La regolamentazione dei partiti e la loro democrazia interna in Italia: dal regime di applicazione convenzionale alla prima legge di attuazione dell’art. 49 Cost.?
DOI:
https://doi.org/10.12775/TSP-W.2016.006Parole chiave
partiti politici, scena politica, sistema partitico.Abstract
Il presente contributo ricostruisce schematicamente le vicende dell’articolo 49 della Costituzione italiana nel quale è fissata la disciplina dei partiti politici, con particolare riferimento al profilo della c.d. democrazia interna.
Come è noto, all’indomani della fine della Seconda Guerra Mondiale, i partiti del Comitato di Liberazione nazionale furono in Italia gli esclusivi soggetti in grado di garantire sia la partecipazione dei cittadini sia la qualità della democrazia.
In tale ottica, l’approvazione dell’articolo 49, come acutamente è stato osservato da Leopoldo Elia, si reggeva “non su una regola formale ma sulla base di una regolarità politica, vale a dire su un patto non scritto tra gli stessi partiti, una sorta di promessa di reciproca auto-vigilanza al proprio interno”. Il “metodo democratico” dell’azione dei partiti politici che “concorrono alla politica nazionale” - come recita la Costituzione italiana - riguardava quindi soltanto il c.d. versante “esterno” della loro attività, nel senso che essa non doveva svolgersi con metodi violenti e antidemocratici.
Sono state queste le premesse poste alla base dell’applicazione convenzionale dell’art.49 della Costituzione, durata dal 1948 al 1992, anche con riferimento alla parte più “delicata” della disposizione costituzionale, vale a dire la prescrizione dell’esistenza del metodo democratico nell’ordinamento interno dei partiti: ciò spiega come esso - il metodo democratico, appunto - fosse interpretato non come obbligo giuridico ma piuttosto come dovere politico, sindacabile solo in sede esclusivamente politica.
Anche per tale ragione, non si diede seguito ad alcune proposte, presentate in particolare da Mortati e da Calamandrei, che introducevano invece in Costituzione discipline giuridiche anche per quanto atteneva l’organizzazione interna dei partiti politici.
Sul piano del diritto comparato, poi, anche la generalità delle soluzioni adottate in quel momento storico in altri ordinamenti sembravano confermare il trend verso l’adozione di discipline costituzionali a “maglie larghe”, come in particolare sul punto faceva la Costituzione della Francia del 1958 (in particolare l’art. 4); solo la Germania adottò una soluzione differente che costituzionalizzava il ruolo dei partiti politici, anche con riferimento alla loro attività interna, affidando alla giustizia costituzionale il compito di sindacare il requisito della “democrazia interna” ai partiti politici (sul punto, l’art.21 del GG).

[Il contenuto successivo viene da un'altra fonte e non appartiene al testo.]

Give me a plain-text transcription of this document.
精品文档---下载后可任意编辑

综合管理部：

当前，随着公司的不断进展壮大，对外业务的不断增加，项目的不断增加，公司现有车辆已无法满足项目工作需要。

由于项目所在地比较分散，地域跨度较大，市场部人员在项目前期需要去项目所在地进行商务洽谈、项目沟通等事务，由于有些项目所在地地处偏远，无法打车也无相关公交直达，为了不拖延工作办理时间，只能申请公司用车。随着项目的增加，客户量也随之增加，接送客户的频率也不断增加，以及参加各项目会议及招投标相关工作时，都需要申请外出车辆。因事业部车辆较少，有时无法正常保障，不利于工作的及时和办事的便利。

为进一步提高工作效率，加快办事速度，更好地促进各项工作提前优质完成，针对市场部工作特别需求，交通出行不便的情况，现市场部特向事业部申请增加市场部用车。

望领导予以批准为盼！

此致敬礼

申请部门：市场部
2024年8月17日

Progressivamente, alcuni fattori hanno imposto come cruciale il tema dell’insufficienza dell’applicazione convenzionale dell’articolo 49 della Costituzione italiana, che rischia di generare una sorta di “anomia”, con particolare riferimento al tema della “democrazia interna”: per tali ragioni, non possono non prendersi in considerazione, anche nell’ordinamento italiano, ipotesi innovative di attuazione dell’articolo 49 della Costituzione, in coerenza con la definizione, in quasi tutte le democrazie occidentali contemporanee e nell’ordinamento comunitario, di una disciplina multisettoriale (che ricomprenda, ad esempio, anche i temi della c.d. legislazione elettorale “di contorno”) e formulata “in positivo”, ovvero a prescindere dalla presenza o meno di partiti incostituzionali, partendo proprio dal ruolo che essi giocano nel processo democratico come elemento cruciale nel costruire una democrazia “sostenibile”.
Rispetto a questo, il caso italiano ha avuto, in particolare nelle più recenti Legislature (XV e XVI), molte difficoltà nel configurare, attraverso l’adozione di una legge, il requisito ex art. 49 come dovere giuridico, nonostante la presentazione di numerosi progetti di legge. Tale situazione sembra ora mutare, con l’approvazione in prima lettura di una proposta di legge di attuazione dell’articolo 49, in ragione di una serie di fattori che - come spiegano gli Autori - anche per l’Italia vanno nella direzione di una crescente istituzionalizzazione dei partiti politici nazionali.